People with moxie are always striving to learn, to grow and to become better. Grafton was humble and smart enough to be a student and keep learning.

Use your rage. Grafton found herself in the midst of a protracted, painful custody battle. Throughout the battle, her vivid imagination painted lurid pictures of how she might exact revenge on her ex-husband. She decided those revenge fantasies were just too good to waste, so she began writing them down. The scenarios found their way into her work, giving her both an outlet for her anger and some marketable prose.

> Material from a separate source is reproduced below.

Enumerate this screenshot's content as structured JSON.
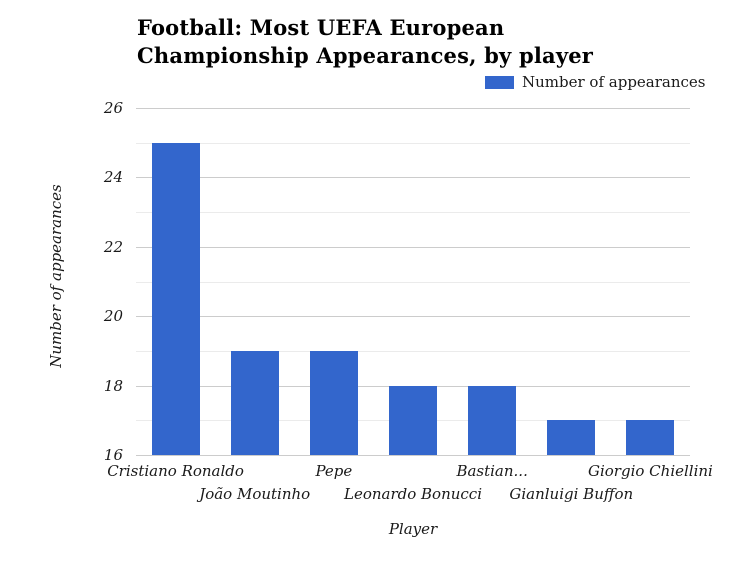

Channeling your disappointment and frustration into something constructive isn’t easy, and it takes moxie. Grafton could have let bitterness consume her, but she chose instead to put it to work in her favor.

I’m left with a certain amount of sadness that the “alphabet now ends with y,” as Grafton’s daughter wrote. It would have been so satisfying to see that 26th book resting on the shelf next to all its predecessors.

But in a way, it’s perhaps perfect that it does not. The passing of a loved one always leaves a sense of incompleteness and a longing for more. Maybe it is better that we don’t have that final story, and we can instead imagine Sue Grafton and her alter ego Kinsey Milhone going on forever.

Grafton was adamant about leaving her work as it is, and no ghost writer coming in to finish the series. But if you did have the moxie to tell that final Kinsey Milhone story, what would the title be?